Single by Mac Miller

from the album GO:OD AM
- Released: August 7, 2015
- Recorded: 2015
- Studio: Mac's Crib (Los Angeles); ID Labs (Pittsburgh);
- Genre: Hip hop
- Length: 4:38
- Label: REMember; Warner Bros.;
- Songwriter(s): Malcolm McCormick; Michael Clervoix; Jeremy Kulousek; Eric Dan; Zach Vaughan; Dorsey Wesley; Drayton Goss; Jamel Fisher; Mark Curry; Robert Ross; Gato Barbieri; Dory Previn;
- Producer(s): Sha Money XL; ID Labs; Josh Berg (add.);

Mac Miller singles chronology
| "Diablo" (2014) | "100 Grandkids" (2015) | "Break the Law" (2015) |

Music video
- "100 Grandkids" on YouTube

= 100 Grandkids =

"100 Grandkids" is a song recorded by American rapper Mac Miller for his third studio album GO:OD AM (2015). It was released on August 7, 2015, by Warner Bros. Records as the lead single from Miller's major label debut album. The song is divided into two parts: "Grandkids", produced by Sha Money XL, and "100 Grand" produced by ID Labs.

==Background==
Miller premiered "100 Grandkids" at the Grassroots Music Festival in Council Bluffs, Iowa, on July 31, 2015. The song was officially released by Warner Bros. Records as the lead single from his third studio album and major label debut GO:OD AM on August 7, 2015.
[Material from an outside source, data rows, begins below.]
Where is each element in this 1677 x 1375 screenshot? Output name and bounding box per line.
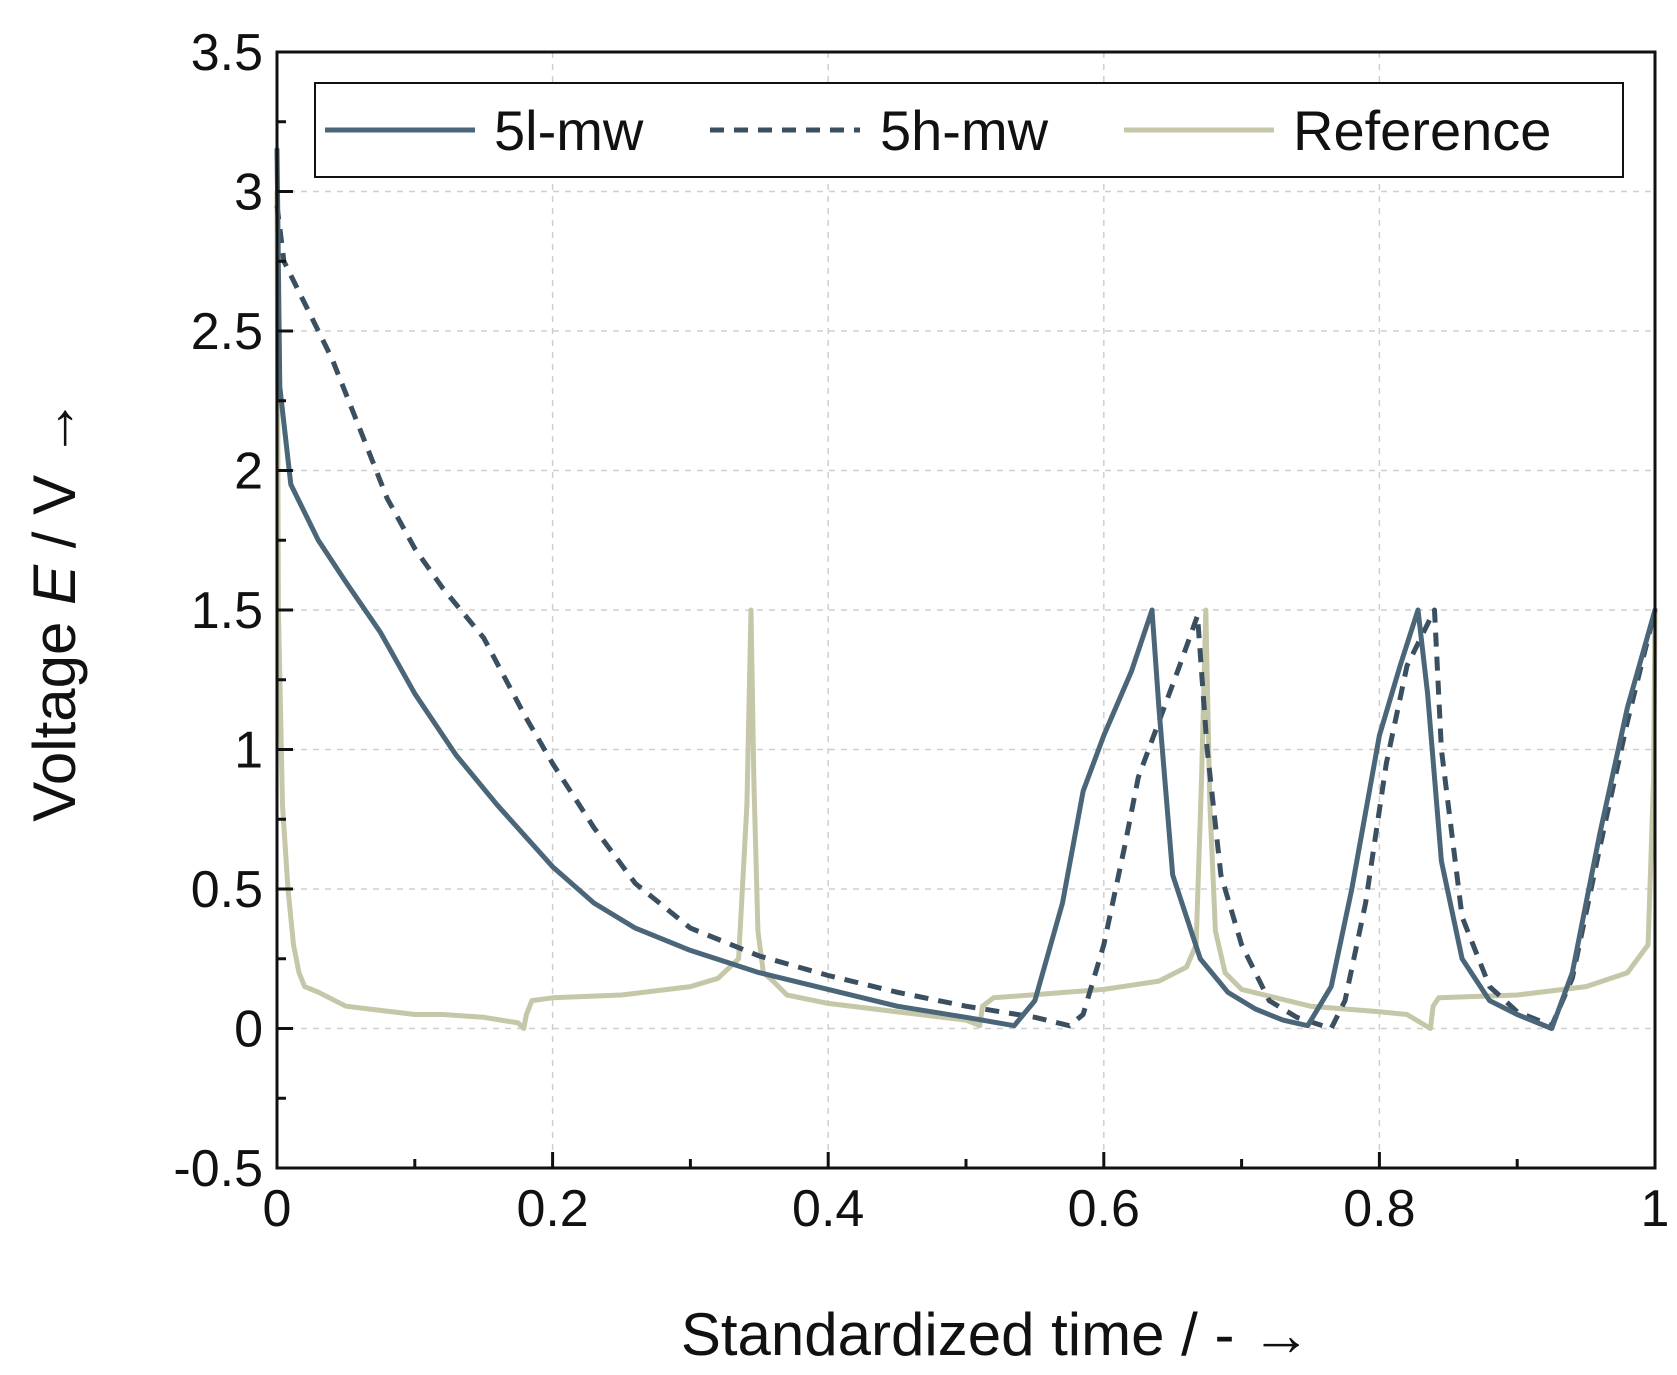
x-tick-label: 0.6 <box>1068 1180 1140 1238</box>
legend-box <box>314 82 1624 178</box>
tick-labels: 0 0.2 0.4 0.6 0.8 1-0.500.511.522.533.5 <box>173 24 1669 1238</box>
y-tick-label: 2.5 <box>191 303 263 361</box>
y-tick-label: 3.5 <box>191 24 263 82</box>
series-layer <box>274 147 1658 1031</box>
y-axis-title-symbol: E <box>21 564 88 605</box>
y-axis-title-part: Voltage <box>21 605 88 822</box>
series-line-5h-mw <box>274 205 1658 1031</box>
x-axis-title: Standardized time / - → <box>681 1301 1311 1368</box>
legend-label-reference: Reference <box>1293 99 1551 162</box>
x-tick-label: 0.2 <box>516 1180 588 1238</box>
x-tick-label: 0 <box>263 1180 292 1238</box>
legend-label-5h-mw: 5h-mw <box>880 99 1049 162</box>
series-line-reference <box>274 189 1658 1031</box>
y-axis-title: Voltage E / V → <box>21 398 88 822</box>
grid <box>277 52 1655 1168</box>
legend: 5l-mw 5h-mw Reference <box>314 82 1624 178</box>
series-line-5l-mw <box>274 147 1658 1031</box>
y-tick-label: 0 <box>234 1001 263 1059</box>
x-tick-label: 0.8 <box>1343 1180 1415 1238</box>
y-tick-label: 1.5 <box>191 582 263 640</box>
x-tick-label: 0.4 <box>792 1180 864 1238</box>
y-tick-label: 1 <box>234 722 263 780</box>
x-tick-label: 1 <box>1641 1180 1670 1238</box>
y-tick-label: 2 <box>234 443 263 501</box>
ticks <box>275 50 1657 1170</box>
legend-label-5l-mw: 5l-mw <box>494 99 644 162</box>
y-tick-label: -0.5 <box>173 1140 263 1198</box>
y-tick-label: 3 <box>234 164 263 222</box>
y-axis-title-unit: / V → <box>21 398 88 565</box>
y-tick-label: 0.5 <box>191 861 263 919</box>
"100 Grandkids" is a two-part song, split between "Grandkids"—promising to give his mother grandkids—and "100 Grand"—recalling when he "first made a hundred grand". The first part was produced by Sha Money XL, and the second by ID Labs. Miller described the two parts as "thinking about your future" and "thinking about yourself", respectively. The song samples P. Diddy, Black Rob and Mark Curry's "Bad Boy for Life" and Norman Connors' "Last Tango in Paris".

==Music video==
The music video was released on the same day as the official audio. Directed by Nick Walker, the video is split into two parts like the song, beginning with Miller rapping as the moon in a play performed by children dressed in costumes. It transitions to Miller rapping in an empty parking lot beside a car bouncing with hydraulics.

==Track listing==
- Digital download
1. "100 Grandkids" – 4:38
- Digital download – Radio Edit
2. "100 Grandkids (Short Radio Edit)" – 3:58

==Personnel==

- Malcolm McCormick – lead vocals (as Mac Miller), songwriting
- Elle Varner – additional background vocals
- Michael Clervoix – production (as Sha Money XL), songwriting
- Eric Dan – production (as ID Labs), songwriting, mixing
- Jeremy Kulousek – production (as ID Labs), songwriting, recorded by
- Zach Vaughan – production (as ID Labs), songwriting
- Josh Berg – additional production, recorded by
- Dorsey Wesley – songwriting
- Drayton Goss – songwriting
- Mark Curry – songwriting
- Robert Ross – songwriting
- Jamel Fisher – songwriting
- Gato Barbieri – songwriting
- Dory Previn – songwriting
- Jaslyn Taylee-Edgar – choir
- Jordan Dame – choir
- Nikki Leonti – choir
- Ryan Edgar – choir
- Christian Wunderlich – guitar
- Ben Adamson – organ, trumpet
- Chris Athens – mastering
- Dave Huffman – mastering

Credits adapted from Tidal and ASCAP.

==Charts==

| Chart (2015) | Peak position |
|---|---|
| US Billboard Hot 100 | 100 |
| US Hot R&B/Hip-Hop Songs (Billboard) | 28 |

== Certifications ==

| Region | Certification | Certified units/sales |
| United States (RIAA) | Platinum | 1,000,000^{‡} |
^{‡} Sales+streaming figures based on certification alone.